日本の公的年金制度の特徴の1つに、賦課(ふか)方式があります。この賦課方式が公的年金の財政の基本となっています。公的年金の被保険者が負担している保険料は、自分が将来受給する年金の財源となるのではなく、現在の高齢者世代が受給している老齢年金や障害年金、遺族年金の財源となっています。

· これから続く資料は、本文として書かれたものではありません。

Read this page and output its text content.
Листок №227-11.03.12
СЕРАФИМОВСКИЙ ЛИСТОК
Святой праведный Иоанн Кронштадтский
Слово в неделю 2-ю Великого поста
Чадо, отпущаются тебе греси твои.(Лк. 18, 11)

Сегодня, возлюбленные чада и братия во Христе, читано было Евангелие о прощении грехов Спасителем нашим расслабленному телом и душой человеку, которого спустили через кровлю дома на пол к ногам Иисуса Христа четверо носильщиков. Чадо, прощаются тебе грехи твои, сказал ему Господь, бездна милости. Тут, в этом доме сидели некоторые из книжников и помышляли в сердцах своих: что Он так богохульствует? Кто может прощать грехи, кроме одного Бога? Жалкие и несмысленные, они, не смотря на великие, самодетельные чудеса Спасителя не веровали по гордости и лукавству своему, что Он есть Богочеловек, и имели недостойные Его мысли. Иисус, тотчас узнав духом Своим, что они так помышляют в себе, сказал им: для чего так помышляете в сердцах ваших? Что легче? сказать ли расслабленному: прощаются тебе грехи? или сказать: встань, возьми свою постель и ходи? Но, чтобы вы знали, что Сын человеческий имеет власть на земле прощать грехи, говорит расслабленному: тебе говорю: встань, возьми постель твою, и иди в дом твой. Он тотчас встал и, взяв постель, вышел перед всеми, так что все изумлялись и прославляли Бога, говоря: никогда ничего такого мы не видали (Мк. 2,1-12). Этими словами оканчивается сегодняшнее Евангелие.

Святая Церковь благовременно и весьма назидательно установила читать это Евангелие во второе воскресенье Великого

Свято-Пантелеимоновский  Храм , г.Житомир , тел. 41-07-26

現役世代全体で受給者を支える社会的扶養(世代間扶養)の考え方が賦課方式になります。
世代間扶養

(厚生労働省HPより、クリックすると拡大します)


負担した保険料を自分の年金の財源にする積立方式のほうがいいのではないか、と思う人も多いかもしれませんが、公的年金の保険料納付は原則20歳から40年間負担が続き、保険料は負担時の賃金や物価の水準に連動するものになっているので、受給時の賃金や物価の水準には合わないものになる可能性があります。もし、年金受給時に高いインフレの状態になっていると、積立方式によって保険料を積み立てた場合の年金では生活を支えることができないリスクも想定されます。

賦課方式の場合、保険料と年金給付の両方が現在の賃金や物価の水準に連動しているため、インフレに強いしくみになっています。しかし、賦課方式では、現役世代が納める保険料をそのときの公的年金の主な財源としているため、少子高齢化が進み現役世代が少なくなると、公的年金の財源となる保険料収入が減少するため、年金給付である支出とのバランスが取れなくなる可能性もあります。そのようなことを防ぐために、以前は、5年に1度、給付に必要な保険料の将来の見通しを作成し、必要な場合には、その都度給付設計等の見直しを行ってきました。実際には保険料率の段階的な引き上げの再計算が行なわれてきました。

しかし、予想以上の少子高齢化の進行などを受け、平成16年に年金財政の枠組みが抜本的に改正され、将来の保険料率を固定し、その固定された財源の範囲内で給付水準を自動調整することで給付と負担のバランスをとる仕組みであるマクロ経済スライド(詳細は「将来の給付水準?マクロ経済スライドって?」をご覧ください)が導入されました。

また、公的年金制度は賦課方式であるため、年金給付の主な財源は保険料となりますが、それ以外でも国庫負担や積立金の活用をあわせて財源を固定し、給付水準を自動調整して長期的に給付と負担の均衡が図られる財政方式になりました。

そして、この平成16年の改正以降、少なくとも5年ごとに長期にわたって給付と負担のバランスがとれているかを確認する「財政検証」が行われることになりました。